Oui, mais il s’accrocha néanmoins à cette idée comme à son unique bouée. Être bagnard en Chine lui semblait un sort plus enviable qu’être universitaire en Amérique. Mais quel crime commettre ? Sa conscience refusait le meurtre, et il savait que les menus larcins ne lui vaudraient qu’une peine légère suivie d’une expulsion. Il arrêta son choix sur l’espionnage. Il ne disposait d’aucun secret d’État chinois à négocier, mais il inventerait. On tiendrait compte de l’intention. Il se rendit au Musée d’histoire militaire de Beijing, y acheta une carte postale représentant de vieux engins balistiques, et l’adressa au ministre canadien de la Défense, avec le message suivant (en caractères chinois, pour que sa carte soit interceptée par les gens de la poste) : « Monsieur, je n’ai pas l’honneur d’appartenir aux services secrets, mais le simple patriotisme me pousse à prendre la plume pour vous faire part de la menace qui pèse sur notre pays. Voyez ces missiles au recto, fruits des plus récents développements de la technologie chinoise : je sais de source sûre qu’ils sont pointés vers Ottawa et que la mise à feu est imminente. J’espère que vous agirez en conséquence.

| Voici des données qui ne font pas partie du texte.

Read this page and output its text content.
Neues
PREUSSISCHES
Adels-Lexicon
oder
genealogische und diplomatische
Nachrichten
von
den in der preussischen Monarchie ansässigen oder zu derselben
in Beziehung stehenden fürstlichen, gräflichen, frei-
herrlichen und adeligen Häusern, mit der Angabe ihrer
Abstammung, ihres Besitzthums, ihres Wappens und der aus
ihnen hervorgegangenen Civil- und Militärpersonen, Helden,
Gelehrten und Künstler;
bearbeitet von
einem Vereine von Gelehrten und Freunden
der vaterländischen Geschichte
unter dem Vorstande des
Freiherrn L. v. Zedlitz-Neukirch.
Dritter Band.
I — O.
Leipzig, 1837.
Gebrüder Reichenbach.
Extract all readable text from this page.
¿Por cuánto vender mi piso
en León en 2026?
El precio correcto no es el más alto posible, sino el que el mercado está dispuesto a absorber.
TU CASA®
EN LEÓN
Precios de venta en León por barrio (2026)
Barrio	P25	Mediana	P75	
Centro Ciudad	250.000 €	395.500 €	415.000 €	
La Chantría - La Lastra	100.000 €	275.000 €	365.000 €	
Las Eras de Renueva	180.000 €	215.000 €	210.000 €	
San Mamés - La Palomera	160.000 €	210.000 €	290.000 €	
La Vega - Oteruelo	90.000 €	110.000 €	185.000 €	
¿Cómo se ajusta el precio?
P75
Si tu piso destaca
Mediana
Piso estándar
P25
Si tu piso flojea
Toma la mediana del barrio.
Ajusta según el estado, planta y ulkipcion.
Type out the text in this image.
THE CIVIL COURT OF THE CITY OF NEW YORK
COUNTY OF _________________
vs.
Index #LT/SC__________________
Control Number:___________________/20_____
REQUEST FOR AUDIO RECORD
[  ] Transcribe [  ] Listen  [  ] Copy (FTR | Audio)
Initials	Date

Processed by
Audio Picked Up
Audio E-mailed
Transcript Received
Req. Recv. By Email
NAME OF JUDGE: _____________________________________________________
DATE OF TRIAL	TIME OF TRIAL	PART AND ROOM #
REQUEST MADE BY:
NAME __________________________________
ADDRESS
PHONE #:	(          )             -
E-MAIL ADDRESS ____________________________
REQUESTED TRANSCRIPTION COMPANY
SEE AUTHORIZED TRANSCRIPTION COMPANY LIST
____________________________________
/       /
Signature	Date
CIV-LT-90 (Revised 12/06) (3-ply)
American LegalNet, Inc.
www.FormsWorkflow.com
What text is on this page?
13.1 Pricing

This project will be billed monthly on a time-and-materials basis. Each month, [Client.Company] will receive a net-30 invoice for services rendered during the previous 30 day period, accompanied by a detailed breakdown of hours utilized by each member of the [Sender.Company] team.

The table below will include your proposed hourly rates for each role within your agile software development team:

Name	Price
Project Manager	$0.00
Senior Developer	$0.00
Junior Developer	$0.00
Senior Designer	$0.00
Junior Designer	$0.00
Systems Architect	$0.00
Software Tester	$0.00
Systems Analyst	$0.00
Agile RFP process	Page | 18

Bonjour à votre épouse, le cas échéant. » Il signa la carte, l’affranchit et rentra à Shanghai.

 

Le lendemain, un quatuor d’hommes en noir se présenta à sa porte. L’un d’eux lui tendit sa carte postale :

 

« Niez-vous être l’auteur de ceci, monsieur ?

 

— Nullement.

 

— Daignerez-vous expliquer votre démarche ?

 

— Mon texte parle de lui-même, il me semble. J’ai voulu avertir mon pays des projets militaires de la Chine.

 

— Vous croyez réellement que le gouvernement chinois produit des cartes postales représentant ses installations militaires secrètes ?

 

— Je ne connais rien des usages du gouvernement chinois. J’ai préféré ne pas prendre de risques.

 

— Monsieur, vous êtes un sot. Vous avez néanmoins tenté d’espionner. Veuillez nous suivre. »

 

Son procès se déroula rondement. Il fut un peu outré en entendant son avocat plaider la démence mais, au bout du compte, c’est ce qui lui évita la peine capitale. Il fut plutôt conduit à la prison de Qing Pu. De la fenêtre de sa cellule il apercevait la Perle de l’Orient, et cela suffisait à son bonheur. Il ne quitterait jamais la Chine.